I feel sure this isn't the finest era of humanity's existence.
We've devolved into strange, navel-gazing beings, constantly pretending to be something we're not to beings who could be bots.
Technology, of course, hasn't often taken us out of ourselves.
Yet I've stumbled into a new app that may signal the end of human relationships as we know them.
It's called Consent Tracker. And, as far as I can make out, it exists to stop you from making out with a date until you both click on some app that signals you're ready to do it.
Please, I can only go by what the creators have written on their site. Sample: "Create a safer dating experience by building consent throughout your date."
Once upon a time, I thought dates were activities on which one built rapport. Now, they're where one builds consent.
What does this actually mean?
Again, from the site: "Once profiles have been created and verified you can invite others to connect with you (once they are verified) and within the app you are able to chat and mutually build your date."
So, after 30 minutes, if we're both still smiling, let's consent to compliment each other. Not excessively, mind you. Just a "you look nice" sort of thing.
I want to be joking. I want to believe Consent Tracker is joking.
Yet here is what I read: "With all agreements logged and stored using blockchain technology our aim is to remove those people who are not wanting the same level of relationship as yourself."
Do people really know what level of relationship they want to achieve when they go on a first date?
"I'm a level 4. How about you?"
Do we really need some sort of technologically recorded agreement before we've even set eyes on each other?
Forgive me if I'm flummoxed by this apparent nincompoopery. I did however contact Consent Tracker for elucidation, and a spokesman told me: "The app has been developed in response to the growing problem of assaults linked to online dating, and with the number of people using an online dating apps set to reach 340 million globally in 2019, it was felt there had to be a better way to manage this worrying trend."
I'm aware that dates can be treacherous affairs. You don't really know whom you're meeting. They could have nefarious intentions. They could merely be liars, which rather encompasses a vast swathe of desperate humanity.
Yet Consent Tracker's creators make clear that, despite its headline, this isn't exactly a safety thing: "The Consent Tracker App is not a replacement for the traditional safe dating practices, but can be used to help build a more respectful and consensual dating experience."
Since when has clicking on an app been more respectful than, say, looking someone in the eyes?

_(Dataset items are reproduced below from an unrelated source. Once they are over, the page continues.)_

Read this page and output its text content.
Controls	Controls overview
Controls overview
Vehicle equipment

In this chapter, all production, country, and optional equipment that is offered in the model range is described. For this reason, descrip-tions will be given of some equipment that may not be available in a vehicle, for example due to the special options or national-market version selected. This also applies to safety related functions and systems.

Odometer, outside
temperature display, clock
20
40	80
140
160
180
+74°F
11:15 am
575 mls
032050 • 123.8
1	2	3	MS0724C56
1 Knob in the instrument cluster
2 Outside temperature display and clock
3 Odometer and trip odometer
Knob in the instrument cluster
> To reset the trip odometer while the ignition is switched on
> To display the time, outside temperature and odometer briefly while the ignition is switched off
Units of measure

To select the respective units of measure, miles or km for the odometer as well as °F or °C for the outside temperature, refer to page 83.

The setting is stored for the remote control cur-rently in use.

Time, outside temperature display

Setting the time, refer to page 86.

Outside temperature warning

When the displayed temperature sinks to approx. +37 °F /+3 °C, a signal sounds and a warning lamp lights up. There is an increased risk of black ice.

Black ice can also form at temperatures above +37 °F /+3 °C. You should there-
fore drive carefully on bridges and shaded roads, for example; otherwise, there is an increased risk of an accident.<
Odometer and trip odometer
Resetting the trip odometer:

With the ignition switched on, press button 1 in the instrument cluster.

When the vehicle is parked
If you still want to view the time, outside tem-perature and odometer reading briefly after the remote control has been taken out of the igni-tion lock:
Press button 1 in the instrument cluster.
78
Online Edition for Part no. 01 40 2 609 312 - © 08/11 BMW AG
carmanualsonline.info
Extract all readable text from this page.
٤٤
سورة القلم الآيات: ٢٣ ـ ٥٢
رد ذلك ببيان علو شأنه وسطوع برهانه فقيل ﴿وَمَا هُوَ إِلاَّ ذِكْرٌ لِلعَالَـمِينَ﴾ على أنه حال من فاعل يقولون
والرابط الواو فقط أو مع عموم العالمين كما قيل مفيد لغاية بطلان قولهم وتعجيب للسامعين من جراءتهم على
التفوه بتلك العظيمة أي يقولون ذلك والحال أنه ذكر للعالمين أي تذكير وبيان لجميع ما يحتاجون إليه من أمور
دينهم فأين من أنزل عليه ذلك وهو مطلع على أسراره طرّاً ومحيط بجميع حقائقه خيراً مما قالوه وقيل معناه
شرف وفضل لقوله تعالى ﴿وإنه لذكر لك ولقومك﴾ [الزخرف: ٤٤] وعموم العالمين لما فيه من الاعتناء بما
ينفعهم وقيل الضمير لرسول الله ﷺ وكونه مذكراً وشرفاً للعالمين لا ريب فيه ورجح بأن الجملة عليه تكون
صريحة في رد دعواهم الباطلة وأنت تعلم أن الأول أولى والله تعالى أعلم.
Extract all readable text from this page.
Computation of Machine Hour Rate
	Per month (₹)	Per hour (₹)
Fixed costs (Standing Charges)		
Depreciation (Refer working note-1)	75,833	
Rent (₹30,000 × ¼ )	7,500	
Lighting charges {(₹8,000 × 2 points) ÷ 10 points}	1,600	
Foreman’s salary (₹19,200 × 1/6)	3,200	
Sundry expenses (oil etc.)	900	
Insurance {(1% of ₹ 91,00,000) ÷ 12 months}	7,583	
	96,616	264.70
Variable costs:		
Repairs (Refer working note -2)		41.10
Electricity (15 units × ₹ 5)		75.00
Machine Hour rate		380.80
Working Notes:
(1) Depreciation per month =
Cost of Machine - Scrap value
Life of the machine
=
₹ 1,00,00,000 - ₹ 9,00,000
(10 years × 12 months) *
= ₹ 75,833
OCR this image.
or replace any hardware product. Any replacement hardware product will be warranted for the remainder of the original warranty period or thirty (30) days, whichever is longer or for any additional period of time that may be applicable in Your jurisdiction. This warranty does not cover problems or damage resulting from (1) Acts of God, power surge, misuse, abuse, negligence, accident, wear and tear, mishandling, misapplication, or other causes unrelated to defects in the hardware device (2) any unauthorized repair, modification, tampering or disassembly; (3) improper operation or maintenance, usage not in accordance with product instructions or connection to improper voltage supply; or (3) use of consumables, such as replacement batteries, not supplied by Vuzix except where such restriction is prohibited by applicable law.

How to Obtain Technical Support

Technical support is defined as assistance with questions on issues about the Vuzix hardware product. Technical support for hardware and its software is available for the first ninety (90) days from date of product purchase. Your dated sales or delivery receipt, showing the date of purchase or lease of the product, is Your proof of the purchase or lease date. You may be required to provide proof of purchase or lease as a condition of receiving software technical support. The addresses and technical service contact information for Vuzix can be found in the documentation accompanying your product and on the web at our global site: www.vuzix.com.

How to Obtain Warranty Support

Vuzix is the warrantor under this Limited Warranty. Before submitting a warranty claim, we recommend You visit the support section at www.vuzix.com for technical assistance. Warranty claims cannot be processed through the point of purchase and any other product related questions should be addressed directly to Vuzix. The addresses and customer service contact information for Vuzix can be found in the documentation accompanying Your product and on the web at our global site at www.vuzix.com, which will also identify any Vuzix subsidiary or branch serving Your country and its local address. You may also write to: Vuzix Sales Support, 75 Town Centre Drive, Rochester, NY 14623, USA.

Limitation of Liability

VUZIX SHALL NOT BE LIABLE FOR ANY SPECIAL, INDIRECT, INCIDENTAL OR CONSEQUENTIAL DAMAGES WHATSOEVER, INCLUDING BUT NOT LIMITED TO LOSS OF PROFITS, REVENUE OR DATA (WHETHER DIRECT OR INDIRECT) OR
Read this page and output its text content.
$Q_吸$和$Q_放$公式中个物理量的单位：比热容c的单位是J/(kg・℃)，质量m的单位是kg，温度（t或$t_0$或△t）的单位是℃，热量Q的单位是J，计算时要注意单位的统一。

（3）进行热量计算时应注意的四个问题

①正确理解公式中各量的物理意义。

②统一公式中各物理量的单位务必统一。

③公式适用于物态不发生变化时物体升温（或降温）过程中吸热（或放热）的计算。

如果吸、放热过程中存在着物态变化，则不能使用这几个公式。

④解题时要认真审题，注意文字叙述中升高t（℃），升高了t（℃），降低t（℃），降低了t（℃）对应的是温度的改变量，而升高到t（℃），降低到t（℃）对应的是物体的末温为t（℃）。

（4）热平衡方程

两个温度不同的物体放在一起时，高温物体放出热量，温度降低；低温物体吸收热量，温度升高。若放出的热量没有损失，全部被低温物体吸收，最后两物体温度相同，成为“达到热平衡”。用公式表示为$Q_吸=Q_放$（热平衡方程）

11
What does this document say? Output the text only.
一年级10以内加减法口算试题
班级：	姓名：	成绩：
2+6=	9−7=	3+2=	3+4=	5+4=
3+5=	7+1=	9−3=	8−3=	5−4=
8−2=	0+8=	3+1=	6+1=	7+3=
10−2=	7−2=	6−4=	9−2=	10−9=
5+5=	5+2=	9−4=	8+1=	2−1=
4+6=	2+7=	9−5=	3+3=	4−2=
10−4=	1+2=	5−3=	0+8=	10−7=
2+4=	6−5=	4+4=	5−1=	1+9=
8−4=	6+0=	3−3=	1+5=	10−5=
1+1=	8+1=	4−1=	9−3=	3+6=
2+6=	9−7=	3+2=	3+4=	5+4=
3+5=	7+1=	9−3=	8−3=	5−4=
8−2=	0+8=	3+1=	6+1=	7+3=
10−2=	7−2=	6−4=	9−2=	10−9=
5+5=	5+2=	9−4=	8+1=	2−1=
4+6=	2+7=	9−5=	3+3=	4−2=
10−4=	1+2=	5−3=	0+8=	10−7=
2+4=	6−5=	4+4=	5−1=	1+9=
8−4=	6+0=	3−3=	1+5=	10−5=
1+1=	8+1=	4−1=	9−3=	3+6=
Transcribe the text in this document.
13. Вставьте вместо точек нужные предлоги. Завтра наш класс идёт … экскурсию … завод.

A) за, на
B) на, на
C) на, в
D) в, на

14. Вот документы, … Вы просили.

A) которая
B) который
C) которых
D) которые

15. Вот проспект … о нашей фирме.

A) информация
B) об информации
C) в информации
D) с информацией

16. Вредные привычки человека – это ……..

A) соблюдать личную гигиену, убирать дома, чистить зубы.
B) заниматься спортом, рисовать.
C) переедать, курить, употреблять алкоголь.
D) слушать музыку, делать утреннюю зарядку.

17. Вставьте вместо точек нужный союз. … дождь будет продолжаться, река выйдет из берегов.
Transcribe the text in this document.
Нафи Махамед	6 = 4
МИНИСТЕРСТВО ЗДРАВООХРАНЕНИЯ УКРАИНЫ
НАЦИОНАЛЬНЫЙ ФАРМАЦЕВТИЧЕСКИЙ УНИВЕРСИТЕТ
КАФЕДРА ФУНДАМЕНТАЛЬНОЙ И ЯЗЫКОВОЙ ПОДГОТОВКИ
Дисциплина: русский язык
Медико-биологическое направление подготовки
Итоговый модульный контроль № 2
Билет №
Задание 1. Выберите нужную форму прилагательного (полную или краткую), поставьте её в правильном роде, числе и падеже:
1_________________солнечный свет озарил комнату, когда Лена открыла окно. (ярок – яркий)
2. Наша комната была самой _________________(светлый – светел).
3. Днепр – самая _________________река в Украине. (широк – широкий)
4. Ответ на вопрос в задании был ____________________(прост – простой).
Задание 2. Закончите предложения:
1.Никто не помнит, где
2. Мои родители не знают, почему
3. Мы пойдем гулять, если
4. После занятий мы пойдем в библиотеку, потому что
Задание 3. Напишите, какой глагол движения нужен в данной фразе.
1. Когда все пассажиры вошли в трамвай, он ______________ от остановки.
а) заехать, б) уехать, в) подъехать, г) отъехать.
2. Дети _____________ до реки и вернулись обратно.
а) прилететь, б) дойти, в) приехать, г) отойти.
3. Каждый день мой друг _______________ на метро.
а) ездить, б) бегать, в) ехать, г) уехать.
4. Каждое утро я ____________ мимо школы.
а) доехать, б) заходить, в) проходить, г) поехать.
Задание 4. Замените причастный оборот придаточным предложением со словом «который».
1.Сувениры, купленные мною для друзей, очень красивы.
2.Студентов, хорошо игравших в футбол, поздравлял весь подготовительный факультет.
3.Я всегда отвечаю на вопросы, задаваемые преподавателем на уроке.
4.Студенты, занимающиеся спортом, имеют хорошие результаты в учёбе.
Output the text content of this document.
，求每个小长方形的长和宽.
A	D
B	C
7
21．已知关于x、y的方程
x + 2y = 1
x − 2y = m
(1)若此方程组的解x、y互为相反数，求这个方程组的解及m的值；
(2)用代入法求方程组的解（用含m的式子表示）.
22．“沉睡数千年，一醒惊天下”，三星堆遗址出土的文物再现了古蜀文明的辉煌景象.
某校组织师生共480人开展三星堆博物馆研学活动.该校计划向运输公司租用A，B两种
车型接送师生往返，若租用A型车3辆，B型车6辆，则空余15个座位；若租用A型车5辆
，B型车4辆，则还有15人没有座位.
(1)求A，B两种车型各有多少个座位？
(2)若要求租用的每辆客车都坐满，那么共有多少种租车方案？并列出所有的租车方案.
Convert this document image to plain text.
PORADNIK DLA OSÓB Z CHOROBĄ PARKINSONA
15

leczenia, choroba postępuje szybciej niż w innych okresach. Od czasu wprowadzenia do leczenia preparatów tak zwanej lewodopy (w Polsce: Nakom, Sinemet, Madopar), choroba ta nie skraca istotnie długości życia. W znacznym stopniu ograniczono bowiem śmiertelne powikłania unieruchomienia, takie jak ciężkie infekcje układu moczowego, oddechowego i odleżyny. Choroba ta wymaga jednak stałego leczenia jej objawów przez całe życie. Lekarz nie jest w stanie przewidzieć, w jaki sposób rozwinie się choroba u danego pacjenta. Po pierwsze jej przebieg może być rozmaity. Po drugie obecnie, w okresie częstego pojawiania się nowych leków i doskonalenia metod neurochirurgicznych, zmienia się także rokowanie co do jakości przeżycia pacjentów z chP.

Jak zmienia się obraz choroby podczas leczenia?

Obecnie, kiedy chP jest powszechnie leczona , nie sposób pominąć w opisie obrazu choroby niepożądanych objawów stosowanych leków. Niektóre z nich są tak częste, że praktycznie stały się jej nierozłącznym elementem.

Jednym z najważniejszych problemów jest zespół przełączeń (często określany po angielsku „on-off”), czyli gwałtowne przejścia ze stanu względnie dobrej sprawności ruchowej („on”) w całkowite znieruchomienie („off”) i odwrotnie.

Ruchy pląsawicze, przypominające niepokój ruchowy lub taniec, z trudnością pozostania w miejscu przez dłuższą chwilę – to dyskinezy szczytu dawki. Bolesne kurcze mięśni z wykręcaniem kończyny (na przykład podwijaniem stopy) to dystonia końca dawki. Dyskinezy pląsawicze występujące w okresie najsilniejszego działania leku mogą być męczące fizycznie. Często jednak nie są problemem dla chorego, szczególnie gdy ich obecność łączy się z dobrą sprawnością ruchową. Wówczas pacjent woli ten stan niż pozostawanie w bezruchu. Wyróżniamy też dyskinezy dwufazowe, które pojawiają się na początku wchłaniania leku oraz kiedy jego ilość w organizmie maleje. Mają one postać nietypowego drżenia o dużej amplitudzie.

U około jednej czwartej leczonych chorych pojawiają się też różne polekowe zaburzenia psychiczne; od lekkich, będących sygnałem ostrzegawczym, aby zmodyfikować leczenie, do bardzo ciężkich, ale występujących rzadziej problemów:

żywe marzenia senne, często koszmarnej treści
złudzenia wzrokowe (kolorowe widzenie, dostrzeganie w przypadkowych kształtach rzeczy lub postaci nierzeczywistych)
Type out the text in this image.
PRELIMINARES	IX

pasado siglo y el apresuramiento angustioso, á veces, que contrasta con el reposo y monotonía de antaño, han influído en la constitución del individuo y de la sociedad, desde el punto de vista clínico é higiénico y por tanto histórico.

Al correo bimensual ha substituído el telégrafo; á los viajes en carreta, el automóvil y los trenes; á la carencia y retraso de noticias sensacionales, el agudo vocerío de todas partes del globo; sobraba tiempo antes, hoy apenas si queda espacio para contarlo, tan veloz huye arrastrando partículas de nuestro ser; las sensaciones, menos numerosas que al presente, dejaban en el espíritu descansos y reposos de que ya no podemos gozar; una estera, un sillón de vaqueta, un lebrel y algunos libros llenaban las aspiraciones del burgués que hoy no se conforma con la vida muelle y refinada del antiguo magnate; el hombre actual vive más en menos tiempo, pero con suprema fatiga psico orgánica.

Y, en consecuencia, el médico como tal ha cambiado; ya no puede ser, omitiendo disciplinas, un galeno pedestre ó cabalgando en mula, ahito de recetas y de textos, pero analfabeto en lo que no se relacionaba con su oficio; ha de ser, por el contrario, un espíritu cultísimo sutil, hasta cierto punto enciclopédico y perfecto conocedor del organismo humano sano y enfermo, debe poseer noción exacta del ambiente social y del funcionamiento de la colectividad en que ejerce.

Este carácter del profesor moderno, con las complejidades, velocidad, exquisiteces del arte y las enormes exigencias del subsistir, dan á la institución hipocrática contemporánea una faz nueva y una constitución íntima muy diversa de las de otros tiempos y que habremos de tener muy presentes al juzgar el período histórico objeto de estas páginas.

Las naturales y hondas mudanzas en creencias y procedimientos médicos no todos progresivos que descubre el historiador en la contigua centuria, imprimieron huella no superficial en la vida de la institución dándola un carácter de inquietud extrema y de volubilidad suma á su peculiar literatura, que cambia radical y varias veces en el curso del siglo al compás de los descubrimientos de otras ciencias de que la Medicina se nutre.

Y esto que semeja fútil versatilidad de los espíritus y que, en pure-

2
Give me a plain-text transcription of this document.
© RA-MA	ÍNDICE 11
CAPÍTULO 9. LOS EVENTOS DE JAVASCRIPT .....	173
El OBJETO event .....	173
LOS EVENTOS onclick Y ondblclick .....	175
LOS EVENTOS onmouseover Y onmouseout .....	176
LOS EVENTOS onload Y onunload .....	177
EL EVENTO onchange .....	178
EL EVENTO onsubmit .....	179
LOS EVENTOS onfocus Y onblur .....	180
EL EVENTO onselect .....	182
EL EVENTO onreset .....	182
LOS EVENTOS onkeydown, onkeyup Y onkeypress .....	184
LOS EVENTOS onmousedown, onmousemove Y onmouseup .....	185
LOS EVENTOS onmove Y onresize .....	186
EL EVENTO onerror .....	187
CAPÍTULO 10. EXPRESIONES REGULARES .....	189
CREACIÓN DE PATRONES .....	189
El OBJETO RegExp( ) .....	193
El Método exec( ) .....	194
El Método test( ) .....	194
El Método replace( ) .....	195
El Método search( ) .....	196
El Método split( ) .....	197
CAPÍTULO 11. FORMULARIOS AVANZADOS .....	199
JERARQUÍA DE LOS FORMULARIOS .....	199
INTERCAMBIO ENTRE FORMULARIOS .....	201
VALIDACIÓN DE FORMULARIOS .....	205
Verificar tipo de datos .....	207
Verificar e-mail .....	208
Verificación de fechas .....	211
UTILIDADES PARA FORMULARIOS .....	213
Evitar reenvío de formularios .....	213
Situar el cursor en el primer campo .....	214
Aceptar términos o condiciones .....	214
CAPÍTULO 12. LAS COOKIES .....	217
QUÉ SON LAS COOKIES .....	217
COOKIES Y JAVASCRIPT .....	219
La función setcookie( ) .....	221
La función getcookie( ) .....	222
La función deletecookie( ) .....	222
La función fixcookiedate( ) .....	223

The app's makers, however, believe this is the epitome of a new fun. The app's spokesman told me: "The app will have a layered menu that daters use while on the date, from arranging that first date, picking where, café, bar, cinema etc and then
drinks, what type of a drink, food -- just as a normal date would happen."
I'm sure that in this world of constant micro-aggressions and slights, some might think everything needs to be in writing long before anything happens in a bar.
But here are a few of the allegedly enticing aspects of this app, according to its makers: "Location tracking, confirm consent throughout the date, create private notes on your date experience" (oh, very useful), and the quite mesmerizing "earn rewards as you move through your agreed date."
If you kiss him, you get 15 points toward a free drink at Johnny Rockets?
Do you really need an app to "track your dates and agree to move forward at a pace you are happy with or decline when not right for you"?
Has our ability to communicate become so lost that we need an app to make things clear?